Pollution spatiale : une réalité qui inquiète

SpaceX, Amazon ou OneWeb, les mégaconstellations de satellites se multiplient et avec elles, la pollution spatiale. Prolifération des débris, gêne pour l’observation, risques de collisions… Zoom sur un phénomène inquiétant, en pleine accélération.

Vue d'artiste d'un maillage de satellites en orbite autour de la Terre. On voit la Terre en couleur bleu violet, côté Europe et Afrique, entourée de points blancs lumineux représentant les satellites en orbite et reliés entre eux.
Il existe aujourd’hui plusieurs dizaines de constellations de satellites miniatures dans le monde, partiellement en orbite ou à l’état de projet. Crédit : DNV GL

Les mégaconstellations

À ce jour, on recense plusieures dizaines de constellations de satellites miniatures, ou « smallsats », partiellement en orbite ou à l’état de projet. Elles sont notamment américaines, chinoises ou européennes, composées de 500 à plus de 10 000 satellites en orbite basse – entre 300 et 1 200 km d’altitude. Très en vogue, le concept du new space est apparu au début des années 2010 avec les cubesats, des satellites miniatures composés d’un assemblage de un à dix cubes de volume un litre.

Au départ destinés à des missions scientifiques et universitaires, les smallsats ont rapidement attiré l’attention des industriels, qui ont vu l’opportunité de concevoir des missions commerciales rémunératrices. En effet, qu’ils soient mini (100-500 kg), micro (10-100 kg), nano (1-10 kg) ou pico (0,1-1 kg), les smallsats qui composent les nouvelles générations de constellations en orbite basse (entre 300 et 1 500 km d’altitude) sont moins onéreux et plus rapides à fabriquer que les satellites classiques. Alors tout le monde s’y met, de plus en plus de pays et de plus en plus d’entreprises privées.
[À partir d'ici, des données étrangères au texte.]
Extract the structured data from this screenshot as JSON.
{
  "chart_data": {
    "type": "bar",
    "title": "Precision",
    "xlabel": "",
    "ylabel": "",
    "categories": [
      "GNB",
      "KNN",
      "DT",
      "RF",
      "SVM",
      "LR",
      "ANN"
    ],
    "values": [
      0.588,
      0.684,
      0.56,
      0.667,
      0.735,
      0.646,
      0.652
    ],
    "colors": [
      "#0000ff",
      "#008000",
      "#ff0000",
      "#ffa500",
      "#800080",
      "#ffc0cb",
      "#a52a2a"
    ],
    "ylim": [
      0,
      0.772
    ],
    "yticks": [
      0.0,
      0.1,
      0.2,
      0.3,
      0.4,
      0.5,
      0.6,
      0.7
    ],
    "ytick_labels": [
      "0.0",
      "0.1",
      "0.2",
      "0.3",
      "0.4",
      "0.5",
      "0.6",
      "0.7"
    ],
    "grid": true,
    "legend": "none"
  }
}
Photo portrait d'Elon Musk, patron de SpaceX, en costume gris foncé avec cravate, une maquette de navette spatiale à la main.
Elon Musk veut envoyer 42 000 minisatellites en orbite pour former sa constellation Starlink. Crédit : US Northern Command

Sans aucun doute, le projet le plus ambitieux est celui de la constellation Starlink de l’entreprise SpaceX. Fin 2021, déjà plus de 1 700 satellites ont été mis en orbite, et 12 000 engins sont prévus pour 2025. Le patron de SpaceX Elon Musk envisage même un total final de 42 000 smallsats ! L’objectif est de couvrir l’intégralité du globe dès septembre 2022, afin de donner un accès à Internet à toutes les zones, mêmes les plus isolées et dépourvues d’antennes terrestres.
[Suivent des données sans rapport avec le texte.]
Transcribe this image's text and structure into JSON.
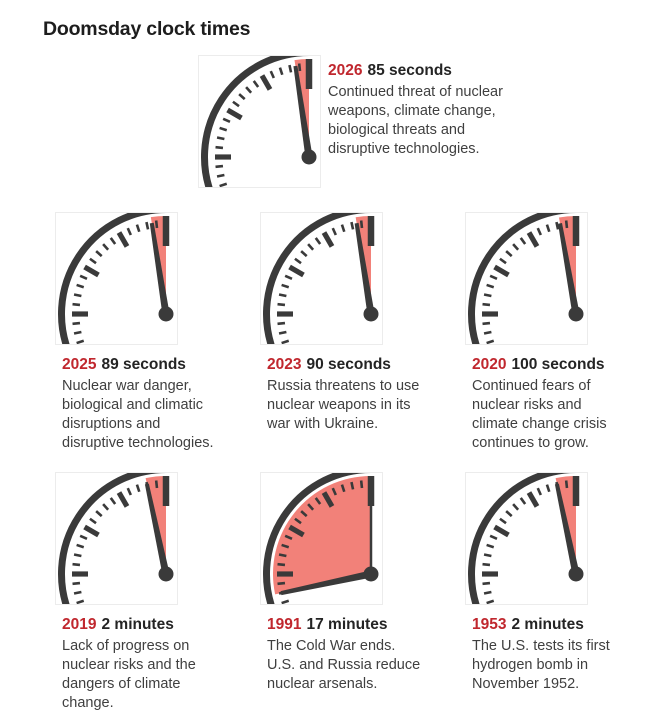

Le fondateur d’Amazon Jeff Bezos vise quant à lui la fin de l’année 2022 pour envoyer dans l’espace les deux premiers prototypes de satellites de sa future constellation Kuiper, qui en comprendra 3236 en 2029. La société OneWeb de son côté, prévoit de lancer 648 satellites d’ici 2022, sachant que fin 2021, près de la moitié sont déjà en orbite. Boeing et Samsung ne sont pas en reste, avec des projets à respectivement 2 400 et 4 000 satellites. Ainsi, tous projets confondus, on devrait dénombrer pas moins de 100 000 satellites en orbite d’ici une dizaine d’années…

Une gêne pour les astronomes

Avec la multiplication des satellites en orbite, de nouvelles problématiques apparaissent. Tout d’abord, ces objets représentent une gêne lumineuse importante pour l’observation du ciel nocturne. Les smallsats ont en effet une magnitude apparente comprise entre 3 et 7, suffisante pour être visibles à l’œil nu.
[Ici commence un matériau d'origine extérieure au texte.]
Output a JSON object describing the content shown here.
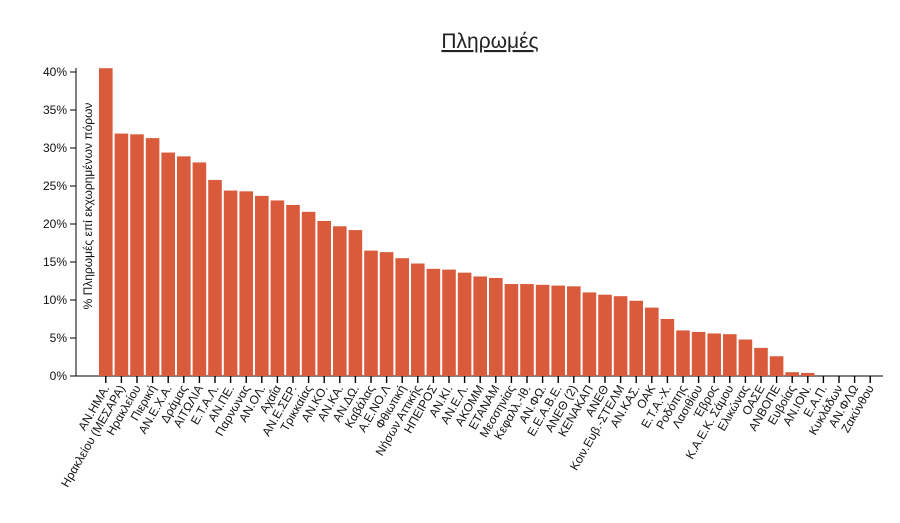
{
  "chart_data": {
    "type": "bar",
    "title": "Πληρωμές",
    "xlabel": "",
    "ylabel": "% Πληρωμές επί εκχωρημένων πόρων",
    "ylim": [
      0,
      40
    ],
    "yticks": [
      "0%",
      "5%",
      "10%",
      "15%",
      "20%",
      "25%",
      "30%",
      "35%",
      "40%"
    ],
    "grid": false,
    "bar_color": "#d95b3c",
    "categories": [
      "ΑΝ.ΗΜΑ.",
      "Ηρακλείου (ΜΕΣΑΡΑ)",
      "Ηρακλείου",
      "Πιερική",
      "ΑΝ.Ε.Χ.Α.",
      "Δράμας",
      "ΑΙΤΩΛΙΑ",
      "Ε.Τ.Α.Λ.",
      "ΑΝ.ΠΕ.",
      "Παρνωνας",
      "ΑΝ.ΟΛ.",
      "Αχαΐα",
      "ΑΝ.Ε.ΣΕΡ.",
      "Τρικκαίας",
      "ΑΝ.ΚΟ.",
      "ΑΝ.ΚΑ.",
      "ΑΝ.ΔΩ.",
      "Καβάλας",
      "Α.Ε.ΝΟ.Λ",
      "Φθιωτική",
      "Νήσων Αττικής",
      "ΗΠΕΙΡΟΣ",
      "ΑΝ.ΚΙ.",
      "ΑΝ.Ε.Λ.",
      "ΑΚΟΜΜ",
      "ΕΤΑΝΑΜ",
      "Μεσσηνίας",
      "Κεφαλλ.-Ιθ.",
      "ΑΝ.ΦΩ.",
      "Ε.Ε.Α.Β.Ε.",
      "ΑΝΕΘ (2)",
      "ΚΕΝΑΚΑΠ",
      "ΑΝΕΘ",
      "Κοιν.Ευβ.-ΣΤΕΛΜ",
      "ΑΝ.ΚΑΣ.",
      "ΟΑΚ",
      "Ε.Τ.Α.-Χ.",
      "Ροδόπης",
      "Λασιθίου",
      "Έβρος",
      "Κ.Α.Ε.Κ. Σάμου",
      "Ελικώνας",
      "ΟΑΣΕ",
      "ΑΝΒΟΠΕ",
      "Ευβοίας",
      "ΑΝ.ΙΟΝ.",
      "Ε.Α.Π.",
      "Κυκλάδων",
      "ΑΝ.ΦΛΩ",
      "Ζακύνθου"
    ],
    "values": [
      40.5,
      31.9,
      31.8,
      31.3,
      29.4,
      28.9,
      28.1,
      25.8,
      24.4,
      24.3,
      23.7,
      23.1,
      22.5,
      21.6,
      20.4,
      19.7,
      19.2,
      16.5,
      16.3,
      15.5,
      14.8,
      14.1,
      14.0,
      13.6,
      13.1,
      12.9,
      12.1,
      12.1,
      12.0,
      11.9,
      11.8,
      11.0,
      10.7,
      10.5,
      9.9,
      9.0,
      7.5,
      6.0,
      5.8,
      5.6,
      5.5,
      4.8,
      3.7,
      2.6,
      0.5,
      0.4,
      0,
      0,
      0,
      0
    ]
  }
}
« À peine 172 étoiles dans le ciel sont plus brillantes que les satellites Starlink« , explique un groupe d’astronomes professionnels italiens dans un article publié sur le site arXiv. Un phénomène qui pourrait avoir des conséquences sur le travail des professionnels de l’astronomie.

Vue de la Voie lactée en haut de l'image au dessus des antennes du télescope ALMA.
Les satellites miniatures pourraient perturber les observations des télescopes au sol à l’aube et au crépuscule.Crédit : Y. Beletsky (LCO)/ESO

Des astronomes de l’Observatoire européen austral (ESO) ont indiqué que les mégaconstellations pouvaient interférer avec le travail des télescopes. D’une part à l’aube et au crépuscule, quand les satellites sont éclairés par la lumière du Soleil puisqu’ils n’émettent pas de lumière eux-mêmes. D’autre part en raison des interférences des télécommunications en ondes radio qui pourraient perturber le fonctionnement des radiotélescopes. En outre, les détecteurs des télescopes à grand champ – qui permettent de générer de très grands ensembles de données et de trouver des cibles d’observation pour de nombreux autres observatoires – pourraient se retrouver complètement saturés.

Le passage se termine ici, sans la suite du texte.